Racers that fit the above description tend to race at facilities that adopt the same sort of philosophy. I'm not sure which comes first, the chicken or the egg, but anyone who calls himself a racer but frowns and pouts as the field passes him by is a great match for a facility that started out with a fresh coat of paint and some gung-ho ambition but resorts to blaming its customers for a downward-trending financial situation.

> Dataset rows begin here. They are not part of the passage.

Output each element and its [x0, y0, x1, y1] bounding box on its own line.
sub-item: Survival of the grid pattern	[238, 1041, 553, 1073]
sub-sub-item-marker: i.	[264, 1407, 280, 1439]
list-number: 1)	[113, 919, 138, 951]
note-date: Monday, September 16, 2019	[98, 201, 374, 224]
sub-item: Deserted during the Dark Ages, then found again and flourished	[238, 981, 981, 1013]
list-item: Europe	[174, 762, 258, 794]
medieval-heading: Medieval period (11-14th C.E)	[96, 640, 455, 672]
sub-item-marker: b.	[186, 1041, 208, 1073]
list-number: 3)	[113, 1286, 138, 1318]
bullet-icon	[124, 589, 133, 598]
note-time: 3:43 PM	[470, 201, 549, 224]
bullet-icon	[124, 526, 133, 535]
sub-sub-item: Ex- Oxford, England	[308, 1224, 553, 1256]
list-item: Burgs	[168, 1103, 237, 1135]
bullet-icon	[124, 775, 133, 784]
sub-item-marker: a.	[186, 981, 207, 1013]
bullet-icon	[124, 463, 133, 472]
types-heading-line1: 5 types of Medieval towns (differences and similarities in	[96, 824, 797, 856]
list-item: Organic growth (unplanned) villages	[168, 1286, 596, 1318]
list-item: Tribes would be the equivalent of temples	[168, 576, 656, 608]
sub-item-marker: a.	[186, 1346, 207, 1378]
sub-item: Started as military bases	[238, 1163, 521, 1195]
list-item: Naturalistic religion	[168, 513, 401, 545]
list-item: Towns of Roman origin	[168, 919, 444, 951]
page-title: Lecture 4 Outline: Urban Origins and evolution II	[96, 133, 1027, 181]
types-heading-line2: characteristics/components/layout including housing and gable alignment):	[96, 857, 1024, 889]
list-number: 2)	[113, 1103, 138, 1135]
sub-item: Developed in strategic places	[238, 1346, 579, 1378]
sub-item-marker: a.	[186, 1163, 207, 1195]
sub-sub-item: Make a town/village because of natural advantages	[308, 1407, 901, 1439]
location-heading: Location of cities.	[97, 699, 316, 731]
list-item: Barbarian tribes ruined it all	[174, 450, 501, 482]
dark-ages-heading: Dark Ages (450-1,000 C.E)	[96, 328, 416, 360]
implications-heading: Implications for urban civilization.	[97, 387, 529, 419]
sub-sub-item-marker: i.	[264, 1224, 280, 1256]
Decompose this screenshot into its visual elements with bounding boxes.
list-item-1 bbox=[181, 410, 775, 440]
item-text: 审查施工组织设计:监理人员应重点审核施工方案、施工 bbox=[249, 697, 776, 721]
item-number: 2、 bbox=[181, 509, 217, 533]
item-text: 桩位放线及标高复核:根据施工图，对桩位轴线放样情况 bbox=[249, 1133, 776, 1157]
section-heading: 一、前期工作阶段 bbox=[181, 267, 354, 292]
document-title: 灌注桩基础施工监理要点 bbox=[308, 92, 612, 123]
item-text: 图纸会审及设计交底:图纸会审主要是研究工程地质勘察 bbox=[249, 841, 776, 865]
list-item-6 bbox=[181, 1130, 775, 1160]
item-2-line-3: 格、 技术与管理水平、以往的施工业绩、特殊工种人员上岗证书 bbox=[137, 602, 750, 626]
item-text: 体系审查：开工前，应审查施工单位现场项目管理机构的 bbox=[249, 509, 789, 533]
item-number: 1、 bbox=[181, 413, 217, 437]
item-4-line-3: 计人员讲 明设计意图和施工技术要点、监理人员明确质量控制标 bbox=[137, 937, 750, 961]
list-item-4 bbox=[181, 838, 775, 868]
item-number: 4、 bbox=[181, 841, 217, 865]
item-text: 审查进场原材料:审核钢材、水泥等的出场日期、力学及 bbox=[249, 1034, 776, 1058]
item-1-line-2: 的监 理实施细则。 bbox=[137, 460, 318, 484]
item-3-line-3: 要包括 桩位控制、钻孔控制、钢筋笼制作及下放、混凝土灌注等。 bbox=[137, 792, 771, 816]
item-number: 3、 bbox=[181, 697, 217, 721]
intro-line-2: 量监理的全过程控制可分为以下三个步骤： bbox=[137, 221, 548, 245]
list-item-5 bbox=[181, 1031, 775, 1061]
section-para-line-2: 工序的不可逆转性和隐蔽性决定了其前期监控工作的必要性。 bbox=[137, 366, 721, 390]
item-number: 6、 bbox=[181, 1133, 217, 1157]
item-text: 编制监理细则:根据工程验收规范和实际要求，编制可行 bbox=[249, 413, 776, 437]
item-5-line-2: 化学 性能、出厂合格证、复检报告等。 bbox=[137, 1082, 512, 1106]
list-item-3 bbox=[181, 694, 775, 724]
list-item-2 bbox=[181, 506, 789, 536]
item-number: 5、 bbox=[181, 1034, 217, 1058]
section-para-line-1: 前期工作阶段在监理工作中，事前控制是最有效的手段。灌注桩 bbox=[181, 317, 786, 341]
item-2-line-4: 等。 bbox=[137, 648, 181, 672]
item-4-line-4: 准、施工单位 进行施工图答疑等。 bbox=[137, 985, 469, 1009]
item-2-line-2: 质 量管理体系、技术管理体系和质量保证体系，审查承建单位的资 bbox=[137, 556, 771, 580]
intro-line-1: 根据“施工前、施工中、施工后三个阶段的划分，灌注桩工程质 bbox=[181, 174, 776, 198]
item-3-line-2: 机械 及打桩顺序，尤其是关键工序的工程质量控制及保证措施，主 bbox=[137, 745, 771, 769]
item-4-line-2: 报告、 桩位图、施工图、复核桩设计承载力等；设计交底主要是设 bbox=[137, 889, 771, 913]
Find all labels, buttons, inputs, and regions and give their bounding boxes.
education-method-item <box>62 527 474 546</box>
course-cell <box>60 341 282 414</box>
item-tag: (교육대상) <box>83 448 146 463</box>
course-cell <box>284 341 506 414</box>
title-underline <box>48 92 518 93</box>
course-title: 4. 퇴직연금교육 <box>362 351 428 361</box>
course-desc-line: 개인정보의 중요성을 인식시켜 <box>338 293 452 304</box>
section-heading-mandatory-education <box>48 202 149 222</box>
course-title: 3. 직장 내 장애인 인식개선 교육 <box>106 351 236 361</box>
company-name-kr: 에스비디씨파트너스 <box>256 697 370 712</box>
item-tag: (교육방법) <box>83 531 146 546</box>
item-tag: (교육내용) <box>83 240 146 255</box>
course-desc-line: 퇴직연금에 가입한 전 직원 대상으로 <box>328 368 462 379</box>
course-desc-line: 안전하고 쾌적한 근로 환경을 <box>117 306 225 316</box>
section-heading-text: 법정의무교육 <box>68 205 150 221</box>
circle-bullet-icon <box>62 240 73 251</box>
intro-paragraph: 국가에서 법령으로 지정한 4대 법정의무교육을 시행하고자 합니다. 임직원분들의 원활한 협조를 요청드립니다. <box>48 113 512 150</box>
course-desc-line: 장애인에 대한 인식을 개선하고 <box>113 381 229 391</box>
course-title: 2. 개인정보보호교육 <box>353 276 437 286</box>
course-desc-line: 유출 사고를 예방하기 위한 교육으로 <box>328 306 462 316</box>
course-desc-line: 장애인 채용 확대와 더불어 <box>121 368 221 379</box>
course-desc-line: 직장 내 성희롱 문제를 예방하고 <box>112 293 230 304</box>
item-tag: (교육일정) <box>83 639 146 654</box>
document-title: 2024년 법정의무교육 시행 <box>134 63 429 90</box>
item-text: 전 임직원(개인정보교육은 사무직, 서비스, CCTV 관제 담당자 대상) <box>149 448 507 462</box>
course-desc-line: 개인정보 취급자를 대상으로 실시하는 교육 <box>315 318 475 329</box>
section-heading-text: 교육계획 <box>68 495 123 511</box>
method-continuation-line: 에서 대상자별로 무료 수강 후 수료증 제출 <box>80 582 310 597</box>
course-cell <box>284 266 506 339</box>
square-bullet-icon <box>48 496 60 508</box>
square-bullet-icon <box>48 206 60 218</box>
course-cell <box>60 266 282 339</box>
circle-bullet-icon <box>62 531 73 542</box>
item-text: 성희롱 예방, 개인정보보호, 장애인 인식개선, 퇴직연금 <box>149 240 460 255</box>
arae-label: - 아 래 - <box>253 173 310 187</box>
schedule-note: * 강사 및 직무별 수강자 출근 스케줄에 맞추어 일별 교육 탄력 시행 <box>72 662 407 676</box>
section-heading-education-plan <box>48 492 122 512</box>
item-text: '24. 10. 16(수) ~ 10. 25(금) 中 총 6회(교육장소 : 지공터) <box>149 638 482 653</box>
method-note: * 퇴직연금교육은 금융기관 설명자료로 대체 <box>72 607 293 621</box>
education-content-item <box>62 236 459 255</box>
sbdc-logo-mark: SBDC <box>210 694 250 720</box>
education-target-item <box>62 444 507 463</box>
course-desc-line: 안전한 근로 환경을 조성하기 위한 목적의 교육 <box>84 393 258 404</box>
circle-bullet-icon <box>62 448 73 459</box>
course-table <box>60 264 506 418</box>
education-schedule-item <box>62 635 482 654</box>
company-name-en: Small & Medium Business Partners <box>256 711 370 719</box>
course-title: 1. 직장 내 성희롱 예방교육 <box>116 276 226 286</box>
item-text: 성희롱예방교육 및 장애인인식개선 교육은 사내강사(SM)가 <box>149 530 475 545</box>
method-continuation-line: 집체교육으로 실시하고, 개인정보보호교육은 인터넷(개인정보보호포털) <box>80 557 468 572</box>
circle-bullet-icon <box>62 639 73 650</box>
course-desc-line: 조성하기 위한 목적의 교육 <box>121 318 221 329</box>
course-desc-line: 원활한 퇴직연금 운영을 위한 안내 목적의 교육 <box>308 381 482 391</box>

And that's why it's important for the RC community to continue making things up as we go: because stagnancy leads to decay. I've watched someome who was a mid-pack, sportsman-class electric off-road racer become a national contender in nitro on-road racing, and seen more than a couple of drivers finally let go of lifelong brand allegiance only to skyrocket to the top of their class after buying a new vehicle. I've also seen facilities built in locations that were doomed to fail flourish under new ownership.
It doesn't have to be a wholesale change to a totally new racing discipline or a huge investment; a couple of weeks ago, Tacoma RC Raceway ran a ten-hour endurance race with teams that were randomly drawn from individual entries the morning of the event — and while that might be a bit extreme, there's nothing stopping a local track from surprising its racers on a Friday night that's suddenly a competition among two-man teams, or that will forego two rounds of typical staggered-start qualifying for the occasional Heat Race Qualifying Format heads-up starts. Get everyone to mount up a set of long-wearing Pro-Line Dirt Hawgs and see who can adapt to the radically-different handling characteristics:
I've proposed ideas like special events that shake up the status quo (which you can read about here) like two-man competitions and last-man-standing dollar races that inject a bit of fun into the end of a race day. Organizing an achievement system that rewards repeat business (like this one you can read here) can give these flat-lining fanatics a chance to compete at something. Re-arrange the pit tables every six months or so to encourage racers to pit somewhere new, and maybe make a new friend. Devising a monthly concourse competition, or an annual contest to see who can hand-built the coolest hop-up part can breathe new life into the same ol' scene, and coax even the most curmudgeonly out of his cave.
Although Albert Einstein never actually said "Insanity is doing the same thing over and over again and expecting different results," that doesn't mean it's not brilliant advice. If the only true constant in life is change, the best thing racers and tracks can do for one another is to keep trying new ideas. If two-time IFMAR world champion and 17-time ROAR Nationals winner Jared Tebo, who just won the coveted Nitro Buggy crown at Stateline RC in June, most definitely not stuck in any sort of rut, can try something new — like racing RC sprint cars — then a local track, and its stuck-in-a-rut racers, have no excuse.